L’ISS fu fondato nel 1934 e, fin dai primi anni della sua attività, possedeva un Museo  che venne poi dismesso per recuperare gli spazi. La sensibilità verso la conservazione e la valorizzazione del patrimonio storico-scientifico si è riattivata negli anni ‘90 del secolo scorso con una prima raccolta e catalogazione degli strumenti storici appartenuti al Laboratorio di Fisica e con l’avvio di un progetto per la realizzazione di un archivio fotografico storico. La volontà di valorizzazione del patrimonio storico si è poi accentuata negli anni 2000 con la creazione di una collana di pubblicazioni di interesse storico-scientifico e la pianificazione di attività congressuali dedicate alle “Storie e memorie dell’ISS”.
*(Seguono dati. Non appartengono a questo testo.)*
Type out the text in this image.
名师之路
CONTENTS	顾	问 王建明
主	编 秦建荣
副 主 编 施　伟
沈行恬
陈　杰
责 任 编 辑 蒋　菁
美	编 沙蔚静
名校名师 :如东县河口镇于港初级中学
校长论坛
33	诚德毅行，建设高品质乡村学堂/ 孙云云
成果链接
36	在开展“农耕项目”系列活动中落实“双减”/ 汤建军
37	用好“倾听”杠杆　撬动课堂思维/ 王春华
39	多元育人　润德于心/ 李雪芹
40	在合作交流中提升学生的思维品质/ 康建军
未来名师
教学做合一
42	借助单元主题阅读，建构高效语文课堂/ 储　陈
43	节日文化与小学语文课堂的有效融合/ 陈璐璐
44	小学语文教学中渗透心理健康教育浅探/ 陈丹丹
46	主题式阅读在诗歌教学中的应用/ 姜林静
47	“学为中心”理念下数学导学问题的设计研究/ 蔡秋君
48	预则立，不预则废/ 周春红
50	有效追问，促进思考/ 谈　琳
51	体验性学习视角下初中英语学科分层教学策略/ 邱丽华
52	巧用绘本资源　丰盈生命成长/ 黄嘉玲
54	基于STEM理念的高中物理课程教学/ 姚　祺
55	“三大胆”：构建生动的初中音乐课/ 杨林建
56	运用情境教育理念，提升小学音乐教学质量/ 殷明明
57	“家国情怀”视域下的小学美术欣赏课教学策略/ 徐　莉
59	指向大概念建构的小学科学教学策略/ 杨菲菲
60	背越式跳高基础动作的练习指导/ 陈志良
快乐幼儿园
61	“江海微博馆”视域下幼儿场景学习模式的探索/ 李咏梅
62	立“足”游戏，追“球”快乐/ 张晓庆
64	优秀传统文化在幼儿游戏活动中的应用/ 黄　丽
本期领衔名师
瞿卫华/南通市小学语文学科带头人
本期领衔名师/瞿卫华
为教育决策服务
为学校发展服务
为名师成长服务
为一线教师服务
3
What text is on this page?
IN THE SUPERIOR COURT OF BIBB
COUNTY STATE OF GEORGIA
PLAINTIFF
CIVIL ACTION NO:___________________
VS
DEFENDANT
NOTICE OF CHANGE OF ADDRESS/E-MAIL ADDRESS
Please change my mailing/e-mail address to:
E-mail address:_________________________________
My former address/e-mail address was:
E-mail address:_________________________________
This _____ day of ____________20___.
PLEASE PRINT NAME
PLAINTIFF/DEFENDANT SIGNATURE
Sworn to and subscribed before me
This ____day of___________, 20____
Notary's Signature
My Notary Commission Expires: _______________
L’Istituto Superiore di Sanità è oggi organo tecnico-scientifico del Servizio Sanitario Nazionale, e rappresenta il principale istituto di ricerca italiano nel settore biomedico e della salute pubblica. Il cuore della sua attività è da sempre la ricerca e la sperimentazione per la produzione di evidenze scientifiche che siano in grado di generare e sviluppare conoscenze in difesa della salute pubblica. Nato nel 1934 per affrontare l’emergenza della malaria nel nostro Paese, diventa ben presto il punto di riferimento di molte altre attività mirate alla tutela della salute come la produzione di penicillina o la valutazione del rischio sanitario connesso all’uso del radio. Presso l’Istituto hanno lavorato numerosi premi Nobel.